On 19 February 1989, a Boeing 747-249F, operating as Flying Tiger Flight 66, was flying an non-directional beacon (NDB) approach to Runway 33 at Sultan Abdul Aziz Shah Airport, Kuala Lumpur, after having flown half an hour from Singapore Changi Airport. In descent, the flight was cleared to “Kayell”, with a morse code of “KL”, which four separate points on the ground were commonly called by Malaysian ATC, albeit with different frequencies. Two separate radio beacons were identically coded “KL”, as well as the VOR abbreviation (Kuala Lumpur shortened to “KL”). The airport was also sometimes referred to as “KL” by local ATC (instead of the full “Kuala Lumpur”). The crew was unsure of which point they were cleared to.

ATC then radioed to the flight, “Tiger 66, descend two four zero zero [2,400 ft]. Cleared for NDB approach runway three three.” The captain of Tiger 66, who heard “descend to four zero zero” replied with, “Okay, four zero zero” (meaning 400 ft above sea level, which was 2,000 ft too low). Subsequent warnings triggered by the onboard Ground Proximity Warning System were cancelled as false alarms, and the aircraft hit a hillside 600 ft above sea level, killing all four people on board. The proper radio call from ATC, instead of “descend two four zero zero”, should have been “descend and maintain two thousand four hundred feet”.
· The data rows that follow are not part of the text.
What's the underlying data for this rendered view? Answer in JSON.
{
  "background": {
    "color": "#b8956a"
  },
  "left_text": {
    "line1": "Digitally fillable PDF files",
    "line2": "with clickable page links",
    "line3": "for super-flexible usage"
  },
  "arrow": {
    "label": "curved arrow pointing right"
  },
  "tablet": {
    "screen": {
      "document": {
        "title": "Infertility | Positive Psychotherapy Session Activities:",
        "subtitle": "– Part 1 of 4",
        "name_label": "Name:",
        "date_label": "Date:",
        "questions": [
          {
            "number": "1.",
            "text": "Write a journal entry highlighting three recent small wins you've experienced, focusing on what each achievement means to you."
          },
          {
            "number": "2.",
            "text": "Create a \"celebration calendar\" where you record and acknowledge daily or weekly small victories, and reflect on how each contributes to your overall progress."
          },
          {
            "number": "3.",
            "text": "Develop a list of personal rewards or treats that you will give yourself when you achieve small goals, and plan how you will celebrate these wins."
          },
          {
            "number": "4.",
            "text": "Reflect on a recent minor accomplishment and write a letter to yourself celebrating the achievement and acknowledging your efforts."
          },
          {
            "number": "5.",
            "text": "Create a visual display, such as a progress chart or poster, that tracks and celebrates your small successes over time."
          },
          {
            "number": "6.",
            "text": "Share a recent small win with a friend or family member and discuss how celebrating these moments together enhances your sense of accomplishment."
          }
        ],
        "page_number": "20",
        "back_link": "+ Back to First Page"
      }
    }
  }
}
On 1 January 2007, a Boeing 737-4Q8, operating as Adam Air Flight 574 (KI-574), was flying a scheduled domestic passenger flight between the Indonesian cities of Surabaya (SUB) and Manado (MDC). The plane was ultimately determined to have crashed into the ocean, from which some smaller pieces of wreckage have been recovered. The flight recorders (“black boxes”) were retrieved from the ocean on 28 August, 2007, while salvage efforts for some larger pieces of wreckage continued. All 102 people on board died.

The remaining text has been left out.